Here is a Mathematica notebook of geological utilities: converting among geometric measurements, making hemispherical plots, visualizing deformation, Lie group Runge-Kutta methods, some statistics, etc. A subset of this code formed Appendix F of our paper Davis and Titus, Homogeneous steady deformation: A review of computational techniques, Journal of Structural Geology, 33 (2011) 1046-1062.
In geology, the orientation of a plane is described using the concepts of strike and dip. Strike Line is a simple iOS app that uses the device's accelerometer to draw the strike line and display the dip angle of the device itself. (This is all that can be done with circa-2009 iPod Touch hardware.) Strike Line was free at the iOS App Store. It is now unavailable, because I have chosen not to renew my developer membership.

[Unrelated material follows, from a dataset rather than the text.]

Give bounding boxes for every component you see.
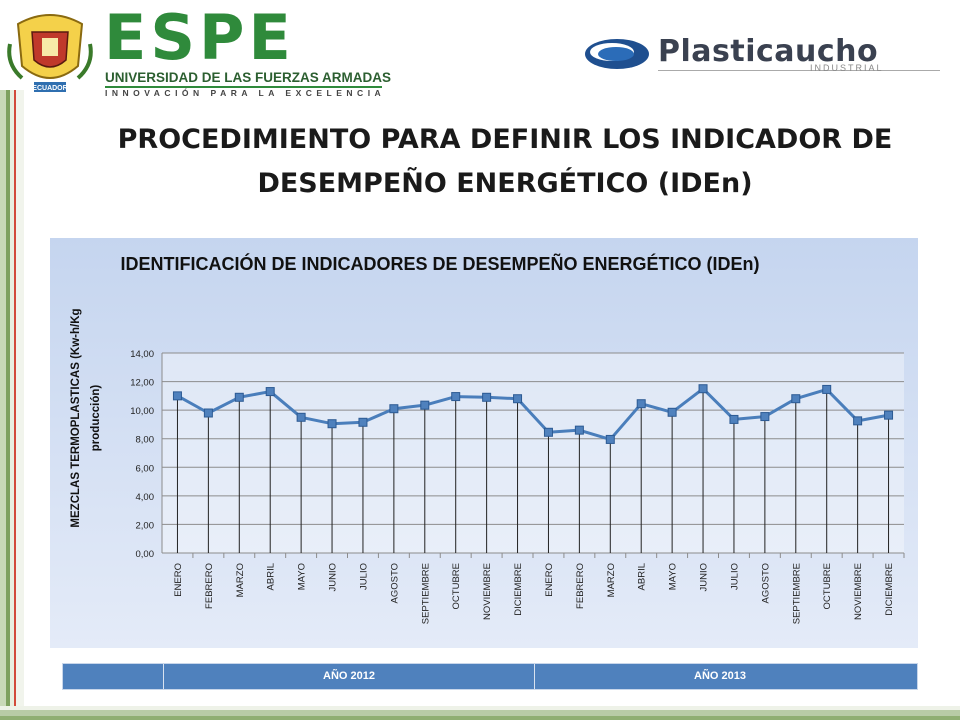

Bopagopa is a simple 2D/3D graphics library for Python 2.x, that abstracts many of the low-level details of OpenGL. For example, it automatically generates GLSL shader programs based on the user-programmer's rendering choices. I wrote it while teaching computer science, so that my students could make some decent graphics and animations. Due to various dependencies it's not easy to install. On the plus side, it comes with 16 friendly tutorials. You can download version 2010 October 12 or view the reference online.

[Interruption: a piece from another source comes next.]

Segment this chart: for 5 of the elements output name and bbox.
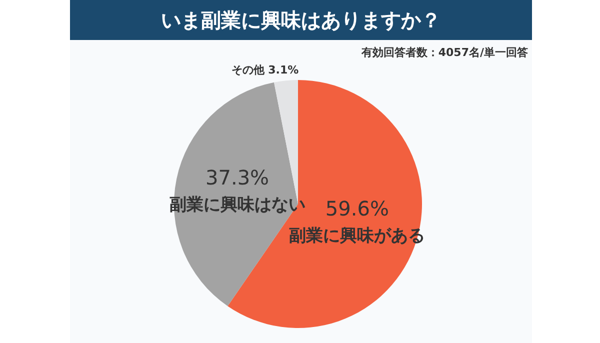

OpenGL has a selection mechanism that facilitates certain tasks such as picking and collision detection. Selection is deprecated now — in Bopagopa I pick using the back buffer instead — but on mailing lists there are still people trying to learn how to use it. So I've isolated my old PyOpenGL selection code to serve as an example for them.
This brief tutorial from 2004 describes how OpenGL's polygon offset facility can be used to make any 3D image look like a colored line drawing, by "inking" the edges of the shapes in the image. This technique is now obsolete; shaders can accomplish the same effect, faster and better. Anyway, here's the tutorial.
This Objective-C/Cocoa program illustrates the concept of blow-up, which is typically studied in graduate courses in geometry. Specifically, it displays a 3D immersion of the blow-up of the two-dimensional sphere at a point, and lets you play around a bit. This application requires Mac OS X PowerPC or the Rosetta emulator. View a screen shot or download version 2002 March 18 (1.0.0).
This Objective-C/Cocoa program visualizes linear transformations in 3D. While it could be useful to anyone studying linear algebra, Strain Simulator is specifically designed to help students of structural geology, where linear transformation is used as a simple model of rock deformation. Special features include volume preservation, material points, and translucency. This application requires Mac OS X PowerPC or the Rosetta emulator. View a screen shot or download version 2001 June 9 (1.0.1).